Ainsi donc, armés d’arcs et de flèches, de gourdins et de couteaux, les Rouges attaquèrent les forces américaines par derrière. Tout d’abord ils fauchèrent les Blancs dans une moisson sanglante, les assommant de leurs gourdins, les transperçant de leurs silex. Ta-Kumsaw leur criait de prendre aux morts mousquets, poudre et munitions, et beaucoup de Rouges obéirent. Mais le vieil Hickory fit alors intervenir le noyau discipliné de ses troupes. Les fusils se retournèrent. Et les Rouges, exposés en terrain découvert, s’abattirent en grands andains sous la mitraille.
Le même soir, au coucher du soleil, Détroit était en feu et la fumée emplissait le bois voisin. Ta-Kumsaw s’y trouvait, dans une obscurité étouffante, parmi quelques centaines de ses Shaw-Nees. D’autres tribus, isolées, résistaient ici et là ; la plupart, tout espoir perdu, s’enfuyaient dans la forêt où aucun homme blanc ne pouvait les suivre.
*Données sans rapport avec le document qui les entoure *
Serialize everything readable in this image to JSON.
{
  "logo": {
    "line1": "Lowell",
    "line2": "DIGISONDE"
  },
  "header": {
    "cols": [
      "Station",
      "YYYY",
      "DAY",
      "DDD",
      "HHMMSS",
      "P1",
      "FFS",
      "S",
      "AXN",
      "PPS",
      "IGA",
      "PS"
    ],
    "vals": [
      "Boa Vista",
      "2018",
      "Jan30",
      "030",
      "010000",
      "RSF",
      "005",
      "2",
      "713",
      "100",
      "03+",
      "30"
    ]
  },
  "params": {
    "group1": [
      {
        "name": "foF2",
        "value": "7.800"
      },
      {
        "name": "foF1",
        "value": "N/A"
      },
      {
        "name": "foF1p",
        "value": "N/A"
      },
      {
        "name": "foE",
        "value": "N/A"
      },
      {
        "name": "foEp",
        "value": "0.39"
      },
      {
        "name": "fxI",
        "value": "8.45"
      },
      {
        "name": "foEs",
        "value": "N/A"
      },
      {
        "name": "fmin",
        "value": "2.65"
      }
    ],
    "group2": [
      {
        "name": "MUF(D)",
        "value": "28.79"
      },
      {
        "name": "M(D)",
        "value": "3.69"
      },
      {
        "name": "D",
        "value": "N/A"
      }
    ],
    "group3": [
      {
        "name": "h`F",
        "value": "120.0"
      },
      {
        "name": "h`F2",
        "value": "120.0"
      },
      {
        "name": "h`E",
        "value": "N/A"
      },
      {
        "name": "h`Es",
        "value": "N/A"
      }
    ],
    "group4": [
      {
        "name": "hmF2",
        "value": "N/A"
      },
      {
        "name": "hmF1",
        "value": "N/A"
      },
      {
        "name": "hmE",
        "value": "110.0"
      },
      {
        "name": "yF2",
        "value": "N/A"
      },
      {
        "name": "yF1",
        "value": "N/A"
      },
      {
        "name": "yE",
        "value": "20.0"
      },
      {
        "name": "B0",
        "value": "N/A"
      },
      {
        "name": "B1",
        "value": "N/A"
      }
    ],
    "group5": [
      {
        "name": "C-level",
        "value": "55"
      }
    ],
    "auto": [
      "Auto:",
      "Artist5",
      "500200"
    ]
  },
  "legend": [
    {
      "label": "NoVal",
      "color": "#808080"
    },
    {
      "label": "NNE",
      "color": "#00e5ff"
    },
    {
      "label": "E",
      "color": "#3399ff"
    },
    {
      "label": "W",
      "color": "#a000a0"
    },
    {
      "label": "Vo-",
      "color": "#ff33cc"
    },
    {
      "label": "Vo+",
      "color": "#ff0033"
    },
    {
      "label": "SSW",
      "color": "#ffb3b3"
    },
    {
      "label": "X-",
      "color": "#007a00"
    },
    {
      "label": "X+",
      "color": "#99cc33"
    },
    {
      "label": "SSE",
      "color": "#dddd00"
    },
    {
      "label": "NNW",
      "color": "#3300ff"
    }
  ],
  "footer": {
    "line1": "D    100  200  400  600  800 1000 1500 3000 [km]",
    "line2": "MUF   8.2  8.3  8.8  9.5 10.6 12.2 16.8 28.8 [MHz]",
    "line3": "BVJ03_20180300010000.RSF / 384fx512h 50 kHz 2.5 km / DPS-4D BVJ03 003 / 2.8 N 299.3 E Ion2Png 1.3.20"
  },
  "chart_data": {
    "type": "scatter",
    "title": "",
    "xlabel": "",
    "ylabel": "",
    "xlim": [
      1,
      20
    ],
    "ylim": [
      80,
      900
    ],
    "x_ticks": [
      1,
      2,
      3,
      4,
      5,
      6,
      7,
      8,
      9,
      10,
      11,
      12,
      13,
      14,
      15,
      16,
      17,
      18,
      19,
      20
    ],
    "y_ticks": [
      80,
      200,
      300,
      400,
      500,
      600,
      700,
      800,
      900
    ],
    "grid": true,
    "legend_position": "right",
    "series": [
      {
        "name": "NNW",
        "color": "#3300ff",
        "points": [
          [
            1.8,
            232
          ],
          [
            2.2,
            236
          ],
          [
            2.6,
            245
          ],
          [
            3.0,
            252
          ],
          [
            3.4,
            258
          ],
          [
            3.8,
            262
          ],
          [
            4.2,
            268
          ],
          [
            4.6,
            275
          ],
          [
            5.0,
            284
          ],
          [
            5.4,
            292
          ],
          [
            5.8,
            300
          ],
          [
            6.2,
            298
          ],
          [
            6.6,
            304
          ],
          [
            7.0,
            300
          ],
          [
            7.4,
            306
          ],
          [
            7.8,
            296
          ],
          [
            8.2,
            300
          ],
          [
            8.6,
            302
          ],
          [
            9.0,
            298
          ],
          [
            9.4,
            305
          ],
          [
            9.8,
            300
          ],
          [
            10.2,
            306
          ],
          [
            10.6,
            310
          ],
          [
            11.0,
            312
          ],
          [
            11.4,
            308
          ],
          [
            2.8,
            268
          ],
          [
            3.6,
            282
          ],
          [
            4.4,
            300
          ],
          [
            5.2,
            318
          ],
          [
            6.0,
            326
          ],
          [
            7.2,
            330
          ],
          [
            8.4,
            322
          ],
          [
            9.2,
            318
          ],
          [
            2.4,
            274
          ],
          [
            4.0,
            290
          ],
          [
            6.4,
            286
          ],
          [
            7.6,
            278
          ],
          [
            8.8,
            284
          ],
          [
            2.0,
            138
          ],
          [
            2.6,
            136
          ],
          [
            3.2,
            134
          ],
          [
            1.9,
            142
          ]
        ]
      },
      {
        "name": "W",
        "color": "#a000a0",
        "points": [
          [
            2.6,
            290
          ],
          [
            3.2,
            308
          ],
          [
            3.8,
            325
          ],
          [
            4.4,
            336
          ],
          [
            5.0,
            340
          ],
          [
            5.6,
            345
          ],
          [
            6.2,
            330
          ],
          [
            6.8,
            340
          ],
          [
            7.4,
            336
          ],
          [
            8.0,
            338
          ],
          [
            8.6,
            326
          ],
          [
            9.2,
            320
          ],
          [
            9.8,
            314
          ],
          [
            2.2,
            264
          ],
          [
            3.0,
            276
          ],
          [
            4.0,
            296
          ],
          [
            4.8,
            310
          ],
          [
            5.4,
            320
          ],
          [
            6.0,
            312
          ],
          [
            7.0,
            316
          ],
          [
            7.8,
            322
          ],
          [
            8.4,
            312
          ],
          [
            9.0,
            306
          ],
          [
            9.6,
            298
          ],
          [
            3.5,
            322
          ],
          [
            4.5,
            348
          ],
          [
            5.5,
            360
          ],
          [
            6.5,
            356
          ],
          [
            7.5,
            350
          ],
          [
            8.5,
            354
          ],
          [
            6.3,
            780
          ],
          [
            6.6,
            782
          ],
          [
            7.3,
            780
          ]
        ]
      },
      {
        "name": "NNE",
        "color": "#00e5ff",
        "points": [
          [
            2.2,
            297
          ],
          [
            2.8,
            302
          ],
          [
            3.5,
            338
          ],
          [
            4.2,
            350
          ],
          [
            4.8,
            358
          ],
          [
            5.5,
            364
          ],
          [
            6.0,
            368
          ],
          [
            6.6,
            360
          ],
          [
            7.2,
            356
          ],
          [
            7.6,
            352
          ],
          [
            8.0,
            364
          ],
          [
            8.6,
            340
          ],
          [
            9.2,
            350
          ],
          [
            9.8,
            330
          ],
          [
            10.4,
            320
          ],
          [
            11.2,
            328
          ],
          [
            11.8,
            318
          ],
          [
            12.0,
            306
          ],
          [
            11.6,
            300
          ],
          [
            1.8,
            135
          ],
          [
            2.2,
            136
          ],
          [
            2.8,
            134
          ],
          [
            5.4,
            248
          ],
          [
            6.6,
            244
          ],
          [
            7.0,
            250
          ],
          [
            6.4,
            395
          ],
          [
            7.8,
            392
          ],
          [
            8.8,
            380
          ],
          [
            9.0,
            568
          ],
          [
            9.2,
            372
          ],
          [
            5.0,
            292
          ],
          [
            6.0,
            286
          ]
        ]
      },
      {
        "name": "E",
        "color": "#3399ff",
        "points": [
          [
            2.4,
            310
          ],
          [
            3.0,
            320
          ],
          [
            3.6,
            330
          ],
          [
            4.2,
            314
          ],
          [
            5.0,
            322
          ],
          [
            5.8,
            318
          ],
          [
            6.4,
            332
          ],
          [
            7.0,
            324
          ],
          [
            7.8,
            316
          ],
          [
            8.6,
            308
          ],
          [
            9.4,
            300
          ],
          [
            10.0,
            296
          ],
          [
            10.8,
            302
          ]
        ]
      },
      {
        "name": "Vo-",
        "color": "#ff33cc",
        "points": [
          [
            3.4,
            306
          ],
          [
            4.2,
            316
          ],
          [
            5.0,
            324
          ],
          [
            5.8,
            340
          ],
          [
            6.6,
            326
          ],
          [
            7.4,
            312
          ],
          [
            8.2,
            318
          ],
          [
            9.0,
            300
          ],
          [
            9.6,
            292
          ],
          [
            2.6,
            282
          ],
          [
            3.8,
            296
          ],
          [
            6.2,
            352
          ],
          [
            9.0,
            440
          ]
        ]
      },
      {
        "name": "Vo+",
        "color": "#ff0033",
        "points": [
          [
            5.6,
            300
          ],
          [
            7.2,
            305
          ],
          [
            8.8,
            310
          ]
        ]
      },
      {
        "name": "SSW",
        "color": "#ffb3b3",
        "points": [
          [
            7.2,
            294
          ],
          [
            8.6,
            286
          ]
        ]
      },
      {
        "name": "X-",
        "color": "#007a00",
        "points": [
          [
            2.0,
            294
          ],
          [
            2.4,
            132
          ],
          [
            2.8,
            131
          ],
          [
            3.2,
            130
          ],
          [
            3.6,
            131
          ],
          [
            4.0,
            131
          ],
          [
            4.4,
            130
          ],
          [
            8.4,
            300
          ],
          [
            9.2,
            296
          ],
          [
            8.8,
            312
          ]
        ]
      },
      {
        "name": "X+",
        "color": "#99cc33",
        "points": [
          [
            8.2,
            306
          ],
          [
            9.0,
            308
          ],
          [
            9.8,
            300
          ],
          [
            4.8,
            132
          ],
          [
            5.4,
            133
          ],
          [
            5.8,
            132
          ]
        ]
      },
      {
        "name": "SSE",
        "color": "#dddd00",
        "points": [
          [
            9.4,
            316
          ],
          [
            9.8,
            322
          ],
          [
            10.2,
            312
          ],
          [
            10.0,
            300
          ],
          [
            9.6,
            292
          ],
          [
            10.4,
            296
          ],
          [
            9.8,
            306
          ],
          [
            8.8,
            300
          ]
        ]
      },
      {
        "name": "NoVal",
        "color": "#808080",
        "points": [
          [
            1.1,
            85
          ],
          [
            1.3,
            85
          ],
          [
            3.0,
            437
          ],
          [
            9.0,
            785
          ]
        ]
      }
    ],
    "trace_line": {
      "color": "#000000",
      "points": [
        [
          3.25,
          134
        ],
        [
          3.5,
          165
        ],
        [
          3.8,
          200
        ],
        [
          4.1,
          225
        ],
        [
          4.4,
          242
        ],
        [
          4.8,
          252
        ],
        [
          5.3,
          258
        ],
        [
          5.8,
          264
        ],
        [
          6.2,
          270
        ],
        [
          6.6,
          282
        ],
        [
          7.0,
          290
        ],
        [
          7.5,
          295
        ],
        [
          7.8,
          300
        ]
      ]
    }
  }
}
Le vieil Hickory en personne lança l’assaut final contre la forteresse végétale de Ta-Kumsaw, à la tête du millier d’Américains qui ne participaient pas au pillage de la ville française ni à la destruction des idoles dans la cathédrale papiste.
On aurait dit que les balles pleuvaient de toutes parts. Mais Ta-Kumsaw se tenait au beau milieu, hurlant et encourageant ses guerriers à poursuivre le combat avec les mousquets volés aux Américains tombés lors de la première attaque. Pendant un quart d’heure qui parut une éternité, Ta-Kumsaw batailla comme un forcené, tandis que ses Shaw-Nees se démenaient et mouraient auprès de lui. Son corps se couvrit de fleurs écarlates ; le sang lui dégoulinait du dos et du ventre ; l’un de ses bras pendait inerte à son côté. Personne ne savait où il trouvait la force de rester debout, tant il avait reçu d’impacts. Mais Ta-Kumsaw était fait de chair comme tout un chacun, et il finit par s’écrouler dans le crépuscule enfumé, atteint d’une demi-douzaine de blessures dont chacune aurait dû être fatale.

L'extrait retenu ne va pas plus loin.